King James was a strong believer of the divine power of kings, which he believed was sanctioned by the apostolic succession. James’ political absolutism was accepted by the docile Scottish Parliament, but it led to bitter conflicts in the English Parliament. Though the governments of the Kingdom of England and the Kingdom of Scotland were relatively stable in his reign. James’ dictatorial governance and his mismanagement of the kingdom’s funds is known to have destabilized the royal finances. His unpopularity among the English nobility is seen as one of the prime reasons leading to the English Civil War. 

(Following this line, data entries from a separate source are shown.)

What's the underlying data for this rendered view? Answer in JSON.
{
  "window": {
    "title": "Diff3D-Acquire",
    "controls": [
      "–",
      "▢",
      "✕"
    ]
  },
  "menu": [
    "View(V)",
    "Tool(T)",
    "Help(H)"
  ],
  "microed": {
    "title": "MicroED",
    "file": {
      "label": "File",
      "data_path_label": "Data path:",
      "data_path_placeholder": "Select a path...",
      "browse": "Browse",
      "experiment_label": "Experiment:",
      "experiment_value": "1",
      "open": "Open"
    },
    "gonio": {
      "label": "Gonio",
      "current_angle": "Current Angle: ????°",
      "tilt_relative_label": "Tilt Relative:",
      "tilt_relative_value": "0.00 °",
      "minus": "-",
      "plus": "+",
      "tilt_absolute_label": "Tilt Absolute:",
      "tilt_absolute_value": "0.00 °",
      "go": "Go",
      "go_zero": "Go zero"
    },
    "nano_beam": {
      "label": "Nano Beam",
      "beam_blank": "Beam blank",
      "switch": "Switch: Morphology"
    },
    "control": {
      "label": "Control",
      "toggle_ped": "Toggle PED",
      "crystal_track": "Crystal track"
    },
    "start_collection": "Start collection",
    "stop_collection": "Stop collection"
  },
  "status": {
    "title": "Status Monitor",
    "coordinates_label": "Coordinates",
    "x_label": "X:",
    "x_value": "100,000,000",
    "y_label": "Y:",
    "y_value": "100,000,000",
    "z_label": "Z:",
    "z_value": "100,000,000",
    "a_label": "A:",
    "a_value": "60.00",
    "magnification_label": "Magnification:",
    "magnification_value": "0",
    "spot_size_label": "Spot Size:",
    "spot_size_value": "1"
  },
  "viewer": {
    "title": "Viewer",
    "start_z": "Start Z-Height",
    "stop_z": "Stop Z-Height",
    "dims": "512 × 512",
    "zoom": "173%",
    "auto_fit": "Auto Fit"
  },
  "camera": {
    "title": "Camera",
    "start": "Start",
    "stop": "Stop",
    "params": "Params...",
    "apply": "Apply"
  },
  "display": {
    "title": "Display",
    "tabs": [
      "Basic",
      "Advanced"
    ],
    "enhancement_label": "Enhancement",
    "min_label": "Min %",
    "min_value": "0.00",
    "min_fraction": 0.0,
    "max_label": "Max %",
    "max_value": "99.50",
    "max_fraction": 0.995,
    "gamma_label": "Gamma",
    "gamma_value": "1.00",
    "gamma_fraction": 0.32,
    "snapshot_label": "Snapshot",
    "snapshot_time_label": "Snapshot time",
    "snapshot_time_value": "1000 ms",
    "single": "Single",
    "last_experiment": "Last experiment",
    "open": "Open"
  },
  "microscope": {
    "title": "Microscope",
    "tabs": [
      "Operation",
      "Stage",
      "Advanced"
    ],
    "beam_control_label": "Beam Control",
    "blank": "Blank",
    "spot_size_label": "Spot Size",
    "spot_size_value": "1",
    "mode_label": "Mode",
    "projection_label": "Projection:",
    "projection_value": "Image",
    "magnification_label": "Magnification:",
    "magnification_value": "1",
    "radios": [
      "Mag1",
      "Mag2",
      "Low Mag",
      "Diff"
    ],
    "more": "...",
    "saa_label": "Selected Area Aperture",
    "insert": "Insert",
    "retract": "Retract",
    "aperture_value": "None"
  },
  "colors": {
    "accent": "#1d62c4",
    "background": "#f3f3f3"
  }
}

King James’ rule, however, has more pleasant sides to it than its darker aspects. Culturally, England continued to evolve in this period. Be it in the field of art or literature or science, with contributions from people like William Shakespeare and Sir Francis Bacon, the Elizabethan tradition was continued. James himself was very learned and produced such scholarly works as the Daemonologie (1597), The True Law of Free Monarchies (1598), Basilikon Doron (1599) and A Counterblaste to Tobacco (1604). In fact, he was acclaimed as ‘the wisest fool in Christendom’.

King James’ religious tolerance (compared to that of his predecessors) also made his reign a success. In spite of being a Protestant, he never attempted to abolish Catholicism. His religious tolerance also allowed for the continuation of Calvinism in Scotland and the growth of Puritanism in England. He also encouraged reformation of the Anglican Church and the growth of ‘High Church’ practices. He also authorized an official translation of the Bible. Known as King James’ Bible, known for the beauty of its language, this version has replaced other translations of the Bible as the standard version.

King James’ artistic genius found expression in the British Flag, which he designed (in 1603) by combining England’s red cross of St. George with Scotland’s white cross of St. Andrew, following the ‘Union of the Crowns’. Quite fittingly, the British Flag is christened the Union Jack – where Jac stands for Jacobus, Latin for James and represents the Union effected by King James.